Saturday, November 06, 2010

Not Every One Is As Forgiving As I Am

In the comments at Eric's post If I may strain a strained analogy, how many "legs" are under the Tea Party "stool"? A commenter made this point about my political position:

I know how M. Simon has chosen. He has chosen poorly. Given the extreme choice between gulags and blue laws, I'm not certain which he would pick.
Isn't it obvious what I have picked? I'm with the TEA Party. I vote Republican.

But the Blue Law folks represent a danger to the coalition. Not everyone is as forgiving as I am.

You will excuse me if I articulate the view point of those not as committed as I am. But it needs to be said. I want to hold the coalition together.

The policies of a coalition are defined by its weakest members. Otherwise you lose those at the margins. Lose enough of them and you get defeat instead of victory. I'm not interested in defeat.

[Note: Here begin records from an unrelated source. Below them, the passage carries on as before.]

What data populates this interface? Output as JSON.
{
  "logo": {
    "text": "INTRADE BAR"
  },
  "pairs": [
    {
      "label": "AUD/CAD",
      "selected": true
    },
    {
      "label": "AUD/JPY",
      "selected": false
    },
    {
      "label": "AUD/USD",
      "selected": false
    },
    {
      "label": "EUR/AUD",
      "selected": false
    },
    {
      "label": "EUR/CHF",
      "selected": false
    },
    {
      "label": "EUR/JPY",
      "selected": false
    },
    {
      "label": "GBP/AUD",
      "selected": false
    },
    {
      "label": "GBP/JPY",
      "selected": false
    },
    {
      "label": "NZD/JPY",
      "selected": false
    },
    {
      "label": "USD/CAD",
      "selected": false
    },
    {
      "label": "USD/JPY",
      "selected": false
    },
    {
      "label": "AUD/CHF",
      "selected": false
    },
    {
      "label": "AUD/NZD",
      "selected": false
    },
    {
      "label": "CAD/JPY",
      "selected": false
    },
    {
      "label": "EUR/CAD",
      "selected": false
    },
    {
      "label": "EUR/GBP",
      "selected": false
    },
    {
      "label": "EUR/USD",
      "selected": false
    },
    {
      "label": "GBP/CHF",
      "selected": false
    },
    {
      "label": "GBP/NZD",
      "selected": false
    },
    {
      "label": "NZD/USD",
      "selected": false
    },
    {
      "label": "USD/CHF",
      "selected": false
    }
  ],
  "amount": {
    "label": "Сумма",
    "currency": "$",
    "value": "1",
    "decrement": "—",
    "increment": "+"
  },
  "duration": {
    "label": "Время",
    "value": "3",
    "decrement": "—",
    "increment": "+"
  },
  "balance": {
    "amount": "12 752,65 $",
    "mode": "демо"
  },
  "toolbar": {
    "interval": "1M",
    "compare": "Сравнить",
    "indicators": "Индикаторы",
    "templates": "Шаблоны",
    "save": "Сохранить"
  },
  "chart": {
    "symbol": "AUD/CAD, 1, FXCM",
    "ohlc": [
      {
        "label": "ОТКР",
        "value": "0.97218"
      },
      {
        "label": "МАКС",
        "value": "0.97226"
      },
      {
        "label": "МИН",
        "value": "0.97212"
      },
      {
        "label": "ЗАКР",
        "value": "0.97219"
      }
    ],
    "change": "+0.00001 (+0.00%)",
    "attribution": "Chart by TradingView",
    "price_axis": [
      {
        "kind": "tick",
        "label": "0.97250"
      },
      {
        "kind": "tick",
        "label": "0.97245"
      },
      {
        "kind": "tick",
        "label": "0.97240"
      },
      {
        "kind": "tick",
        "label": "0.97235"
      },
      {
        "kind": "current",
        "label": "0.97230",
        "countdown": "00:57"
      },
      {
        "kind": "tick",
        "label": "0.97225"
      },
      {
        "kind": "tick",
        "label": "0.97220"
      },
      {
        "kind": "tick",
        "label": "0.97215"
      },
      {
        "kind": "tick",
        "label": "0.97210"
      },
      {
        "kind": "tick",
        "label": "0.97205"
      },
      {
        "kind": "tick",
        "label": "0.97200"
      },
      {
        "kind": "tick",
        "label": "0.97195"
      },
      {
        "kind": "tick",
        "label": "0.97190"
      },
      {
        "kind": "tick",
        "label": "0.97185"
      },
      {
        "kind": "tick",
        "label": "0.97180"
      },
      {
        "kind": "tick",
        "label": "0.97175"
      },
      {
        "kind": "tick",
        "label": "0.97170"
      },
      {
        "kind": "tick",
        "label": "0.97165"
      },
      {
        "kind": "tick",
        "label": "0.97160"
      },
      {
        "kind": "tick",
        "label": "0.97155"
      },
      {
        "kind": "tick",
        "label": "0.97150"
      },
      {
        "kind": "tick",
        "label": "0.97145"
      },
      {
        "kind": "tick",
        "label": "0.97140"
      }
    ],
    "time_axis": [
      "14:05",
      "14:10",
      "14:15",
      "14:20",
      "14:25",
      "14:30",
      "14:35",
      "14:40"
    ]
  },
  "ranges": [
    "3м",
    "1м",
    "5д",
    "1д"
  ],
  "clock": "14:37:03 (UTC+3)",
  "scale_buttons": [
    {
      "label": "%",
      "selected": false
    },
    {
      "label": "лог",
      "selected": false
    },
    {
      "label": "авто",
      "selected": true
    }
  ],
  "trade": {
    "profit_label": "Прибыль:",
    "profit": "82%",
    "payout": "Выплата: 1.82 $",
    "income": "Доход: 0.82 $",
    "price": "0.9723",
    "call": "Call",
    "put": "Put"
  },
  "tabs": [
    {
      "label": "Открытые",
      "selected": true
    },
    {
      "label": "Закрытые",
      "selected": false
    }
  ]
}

I think this story is emblematic of my point:
Exit polling reveals that gay and lesbian voters played a critical role in the Republican Party's historic gains in the U.S. House on Tuesday night. According to CNN, 31% of self-identified gay voters supported Republican candidates for the U.S. House. This number is a dramatic increase from the 19% GOP House candidates won among gay voters in 2008.
Of course exit polling is not as reliable as regular polling. But a 10% shift (50% increase) is probably significant.

This is politics not religion. You can hate gays in church. In politics it is wiser to be more accepting. i.e. if you can't say anything nice it would be wise to say nothing at all. The same goes double for the pogrom against the 15 to 45 million pot smokers in America. If Republicans were in the lead in ending the gulag (a real gulag - though not quite as harsh as the Soviet ones) for pot smokers and their suppliers we might win at least a few million of those folks. Every little bit helps - at the margins. Think of all the races the Republicans lost by a few percent. Think of what a few million extra votes for Republicans might have meant in the last election. Instead of 60 house seats it could have been 100. Or 120.

Also noted in the comments was a fellow who complained about the "gay agenda" being forced on children by the public school system. And instead of diagnosing the problem correctly the commenter went off on gays. So what is the problem? Public schools. Which were in part a social conservative project to make sure newly arrived immigrants were properly Americanized. The reaction to that was Jewish and Catholic private schools. You can look it up. So instead of going off on gays why not do something about the real problem? Advocate for vouchers. I must say it amuses me to no end that current social conservatives hate the fact that public schools are indoctrination centers. When that is in fact exactly what their ancestors hoped they would be. Another social engineering project gone awry.

It is too funny hearing current social conservative railing against social engineering. When at one time their ancestors were avid practitioners of same. What goes around comes around. Heh.

Cross Posted at Classical Values

2 comments:

Tom Grey said...

Great point on reminding folks that gov't schools were set up specifically to indoctrinate non-Protestants into a neo-protestant mild morality. (Far more against the Catholics than Jews, as I recall learning. A link to show otherwise would be good.)

Vouchers for school should be the key big-tent goal.

The gay agenda does seem to be partly driven by a desire to make Bible based statements a hate crime.
"Sodomy is sinful" is fairly clear in the bible. To call this hate speech is an attack on Christians, and many realize that supporting gay marriage is a big support for making bible quotes hate speech.

Again, the bigger tent solution is to get rid of all hate speech laws -- as violations of the First Amendment, where Incitement (to riot or commit violence) remains rightfully illegal. And juries must decide that line on a case by case basis.

Please keep up your efforts to keep the Rep coalition gay-tolerant AND Christian supporting.

M. Simon said...

Tom,

I can't find a link now. But Jewish schools were in part a reaction to Protestant indoctrination in public schools. That indoctrination was still going on when I went to public school in the 50s and 60s.

It was countered by Jewish evening schools. They added about 2 hours to my school day.

===

The reach for government to solve every social problem is almost as common on the right as on the left.

Fortunately we have a very libertarian movement - the TEA Parties - to fix that.

BTW go to this article at Classical Values and work back for a few days. You will see Eric and I playing off on each other discussing the subject of how to keep the coalition together.